FAYETTEVILLE, Ark. – The University of Arkansas Honors College has selected 72 outstanding high school students who will make up the 2012 class of Honors College Fellows.
This year marks the 10th anniversary of the historic $300 million gift from the Walton Family Charitable Support Foundation that was announced in April 2002, a portion of which funded the Honors College and its generous scholarship program.
“Including this latest group, we have provided $50,000 fellowships for 879 students. It’s incredibly rewarding to see them explore their interests, both on campus and abroad,” said Maribeth Lynes, assistant dean and director of recruitment at the University of Arkansas Honors College. Lynes recalls that administrators had to scramble to fill the roster of Honors College fellowships back in 2002.
“Nobody knew about the fellowships that first year,” she said. “We contacted national merit finalists and other top test takers in the state. Our goal was to keep the best and brightest students in Arkansas.”
Today, the word is out on the generous funding that the University of Arkansas Honors College offers to its fellows, and applications are coming in from across the U.S. and abroad. More than 500 top high school students applied for the fellowships, and the 72 new fellows who will arrive on campus next fall are a stellar group. They will benefit from fellowship funds of $50,000 over four years that largely cover the cost of tuition, room and board, books and a computer. The fellowship funds can also be combined with other scholarships and grants, such as the $500,000 to $1 million in study abroad and research grants that the Honors College awards to students each year.
Top grades and test scores are a given: students must score at least 32 on the ACT exam and have a 3.8 grade point average just to apply. The rigor of applicants’ high school course work, their letters of recommendation and community involvement also count.
Though the fellowship program is still relatively young, evidence of its success is solid. Alumni fellows are pursuing advanced degrees at top graduate and professional programs around the country and landing jobs in competitive fields. Summer Scott, a member of the second class of Honors College fellows who earned a Bachelor of Science in Chemical Engineering, particularly appreciated the opportunities to study abroad.
“I participated in a business program in Greece, and also traveled to Egypt, Italy and China,” she said. Scott now heads a plant for Dow Chemical that is the world’s largest producer of epichlorohydrin, a key ingredient in epoxy resins that are used in adhesives, paints and other materials. She emphasized that study abroad prepared her well for work with global teams.
“You have to respect that other cultures are very different from ours; you do your homework, and go in with an open mind. I can’t put into words how important those experiences were for me, both in terms of my career and personally,” she said.
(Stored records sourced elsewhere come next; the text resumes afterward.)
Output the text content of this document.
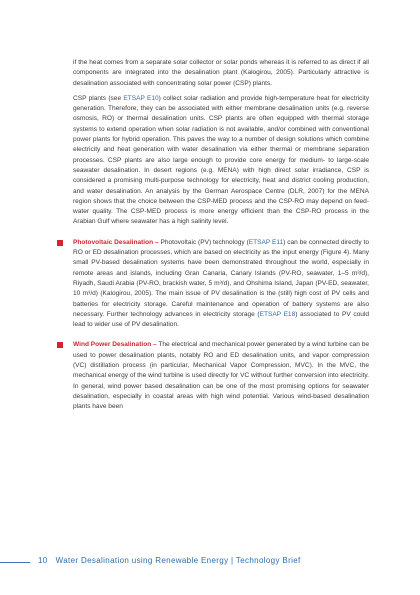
if the heat comes from a separate solar collector or solar ponds whereas it is referred to as direct if all components are integrated into the desalination plant (Kalogirou, 2005). Particularly attractive is desalination associated with concentrating solar power (CSP) plants.

CSP plants (see ETSAP E10) collect solar radiation and provide high-temperature heat for electricity generation. Therefore, they can be associated with either membrane desalination units (e.g. reverse osmosis, RO) or thermal desalination units. CSP plants are often equipped with thermal storage systems to extend operation when solar radiation is not available, and/or combined with conventional power plants for hybrid operation. This paves the way to a number of design solutions which combine electricity and heat generation with water desalination via either thermal or membrane separation processes. CSP plants are also large enough to provide core energy for medium- to large-scale seawater desalination. In desert regions (e.g. MENA) with high direct solar irradiance, CSP is considered a promising multi-purpose technology for electricity, heat and district cooling production, and water desalination. An analysis by the German Aerospace Centre (DLR, 2007) for the MENA region shows that the choice between the CSP-MED process and the CSP-RO may depend on feed-water quality. The CSP-MED process is more energy efficient than the CSP-RO process in the Arabian Gulf where seawater has a high salinity level.

Photovoltaic Desalination – Photovoltaic (PV) technology (ETSAP E11) can be connected directly to RO or ED desalination processes, which are based on electricity as the input energy (Figure 4). Many small PV-based desalination systems have been demonstrated throughout the world, especially in remote areas and islands, including Gran Canaria, Canary Islands (PV-RO, seawater, 1–5 m³/d), Riyadh, Saudi Arabia (PV-RO, brackish water, 5 m³/d), and Ohshima Island, Japan (PV-ED, seawater, 10 m³/d) (Kalogirou, 2005). The main issue of PV desalination is the (still) high cost of PV cells and batteries for electricity storage. Careful maintenance and operation of battery systems are also necessary. Further technology advances in electricity storage (ETSAP E18) associated to PV could lead to wider use of PV desalination.
Wind Power Desalination – The electrical and mechanical power generated by a wind turbine can be used to power desalination plants, notably RO and ED desalination units, and vapor compression (VC) distillation process (in particular, Mechanical Vapor Compression, MVC). In the MVC, the mechanical energy of the wind turbine is used directly for VC without further conversion into electricity. In general, wind power based desalination can be one of the most promising options for seawater desalination, especially in coastal areas with high wind potential. Various wind-based desalination plants have been
10 Water Desalination using Renewable Energy | Technology Brief
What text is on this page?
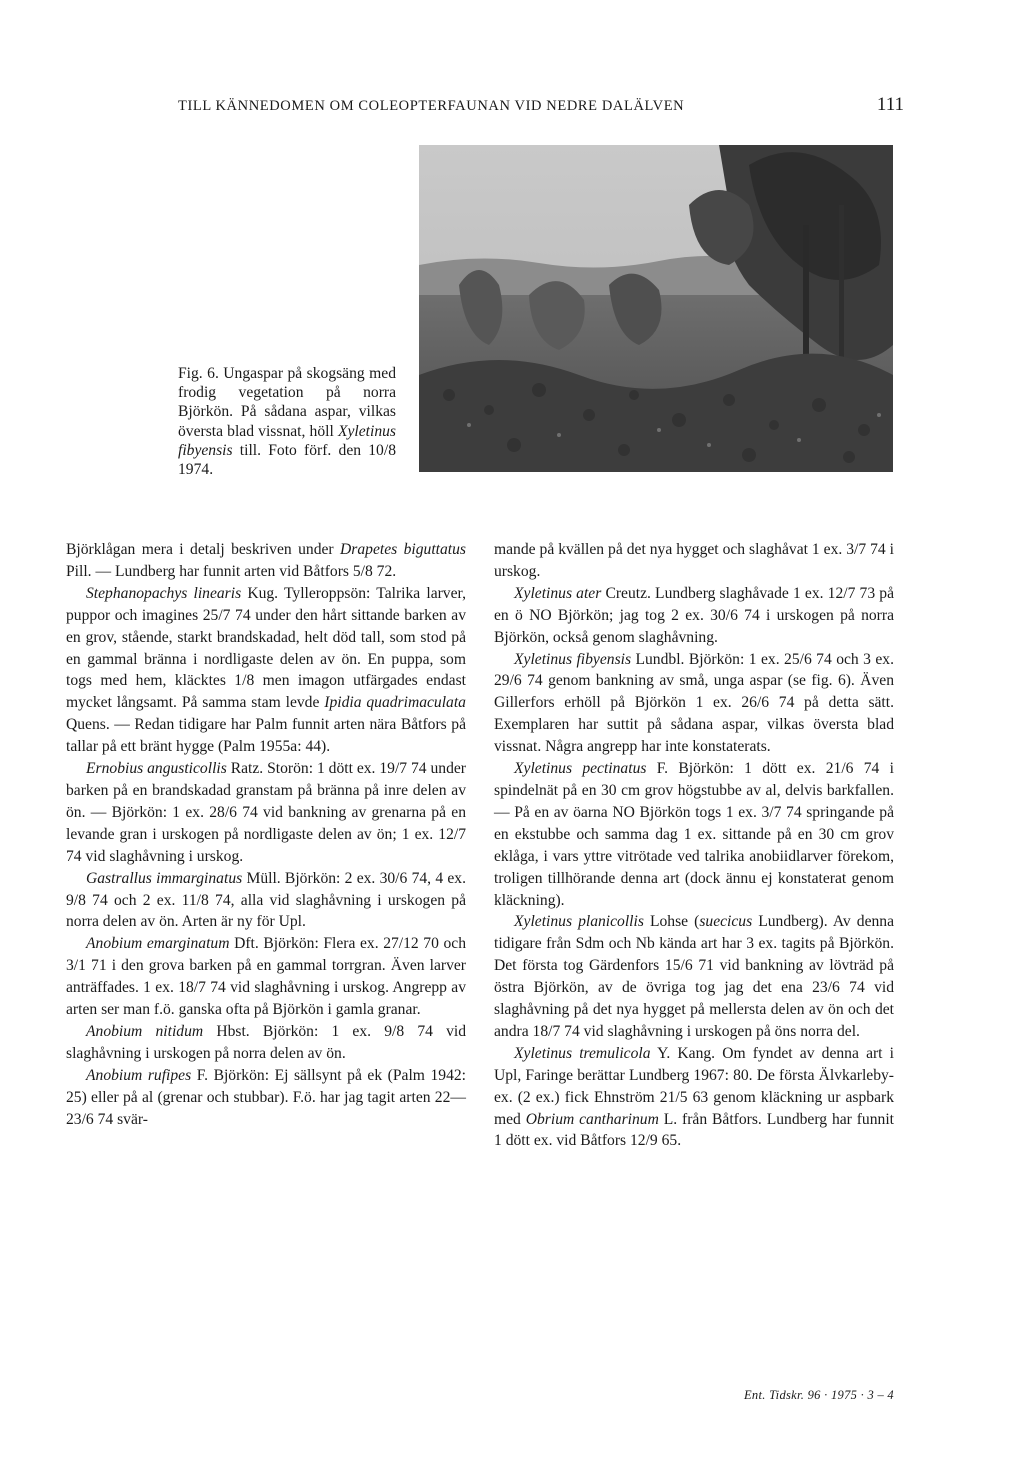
TILL KÄNNEDOMEN OM COLEOPTERFAUNAN VID NEDRE DALÄLVEN	111
Fig. 6. Ungaspar på skogsäng med frodig vegetation på norra Björkön. På sådana aspar, vilkas översta blad vissnat, höll Xyletinus fibyensis till. Foto förf. den 10/8 1974.

Björklågan mera i detalj beskriven under Drapetes biguttatus Pill. — Lundberg har funnit arten vid Båtfors 5/8 72.

Stephanopachys linearis Kug. Tylleroppsön: Talrika larver, puppor och imagines 25/7 74 under den hårt sittande barken av en grov, stående, starkt brandskadad, helt död tall, som stod på en gammal bränna i nordligaste delen av ön. En puppa, som togs med hem, kläcktes 1/8 men imagon utfärgades endast mycket långsamt. På samma stam levde Ipidia quadrimaculata Quens. — Redan tidigare har Palm funnit arten nära Båtfors på tallar på ett bränt hygge (Palm 1955a: 44).

Ernobius angusticollis Ratz. Storön: 1 dött ex. 19/7 74 under barken på en brandskadad granstam på bränna på inre delen av ön. — Björkön: 1 ex. 28/6 74 vid bankning av grenarna på en levande gran i urskogen på nordligaste delen av ön; 1 ex. 12/7 74 vid slaghåvning i urskog.

Gastrallus immarginatus Müll. Björkön: 2 ex. 30/6 74, 4 ex. 9/8 74 och 2 ex. 11/8 74, alla vid slaghåvning i urskogen på norra delen av ön. Arten är ny för Upl.

Anobium emarginatum Dft. Björkön: Flera ex. 27/12 70 och 3/1 71 i den grova barken på en gammal torrgran. Även larver anträffades. 1 ex. 18/7 74 vid slaghåvning i urskog. Angrepp av arten ser man f.ö. ganska ofta på Björkön i gamla granar.

Anobium nitidum Hbst. Björkön: 1 ex. 9/8 74 vid slaghåvning i urskogen på norra delen av ön.

Anobium rufipes F. Björkön: Ej sällsynt på ek (Palm 1942: 25) eller på al (grenar och stubbar). F.ö. har jag tagit arten 22—23/6 74 svär-

mande på kvällen på det nya hygget och slaghåvat 1 ex. 3/7 74 i urskog.

Xyletinus ater Creutz. Lundberg slaghåvade 1 ex. 12/7 73 på en ö NO Björkön; jag tog 2 ex. 30/6 74 i urskogen på norra Björkön, också genom slaghåvning.

Xyletinus fibyensis Lundbl. Björkön: 1 ex. 25/6 74 och 3 ex. 29/6 74 genom bankning av små, unga aspar (se fig. 6). Även Gillerfors erhöll på Björkön 1 ex. 26/6 74 på detta sätt. Exemplaren har suttit på sådana aspar, vilkas översta blad vissnat. Några angrepp har inte konstaterats.

Xyletinus pectinatus F. Björkön: 1 dött ex. 21/6 74 i spindelnät på en 30 cm grov högstubbe av al, delvis barkfallen. — På en av öarna NO Björkön togs 1 ex. 3/7 74 springande på en ekstubbe och samma dag 1 ex. sittande på en 30 cm grov eklåga, i vars yttre vitrötade ved talrika anobiidlarver förekom, troligen tillhörande denna art (dock ännu ej konstaterat genom kläckning).

Xyletinus planicollis Lohse (suecicus Lundberg). Av denna tidigare från Sdm och Nb kända art har 3 ex. tagits på Björkön. Det första tog Gärdenfors 15/6 71 vid bankning av lövträd på östra Björkön, av de övriga tog jag det ena 23/6 74 vid slaghåvning på det nya hygget på mellersta delen av ön och det andra 18/7 74 vid slaghåvning i urskogen på öns norra del.

Xyletinus tremulicola Y. Kang. Om fyndet av denna art i Upl, Faringe berättar Lundberg 1967: 80. De första Älvkarleby-ex. (2 ex.) fick Ehnström 21/5 63 genom kläckning ur aspbark med Obrium cantharinum L. från Båtfors. Lundberg har funnit 1 dött ex. vid Båtfors 12/9 65.

Ent. Tidskr. 96 · 1975 · 3 – 4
Alumni fellows also appreciate the freedom to pursue their goals without being burdened by student loans. Dwayne Bensing was weighing scholarship offers from American University, the University of Virginia and Hendrix College when he received the invitation to join the first class of Honors College fellows.
“When the Honors College fellowship came in, it seemed too good to be true. It made the decision pretty easy,” he recalled when reached on the telephone. “The U of A offered me the opportunity to explore all of my interests without the overwhelming burden of managing student loan debt.” Bensing studied abroad in Mexico and England, completed two degrees in political science and communication and picked up numerous awards, including a Truman Scholarship. He said that working closely with faculty mentors such as Steve Sheppard, Bill Schreckhise and Stephen Smith prepared him well for law school at University of Pennsylvania, where he recently completed his Juris Doctor. He begins work at a law firm in Washington, D.C. this fall.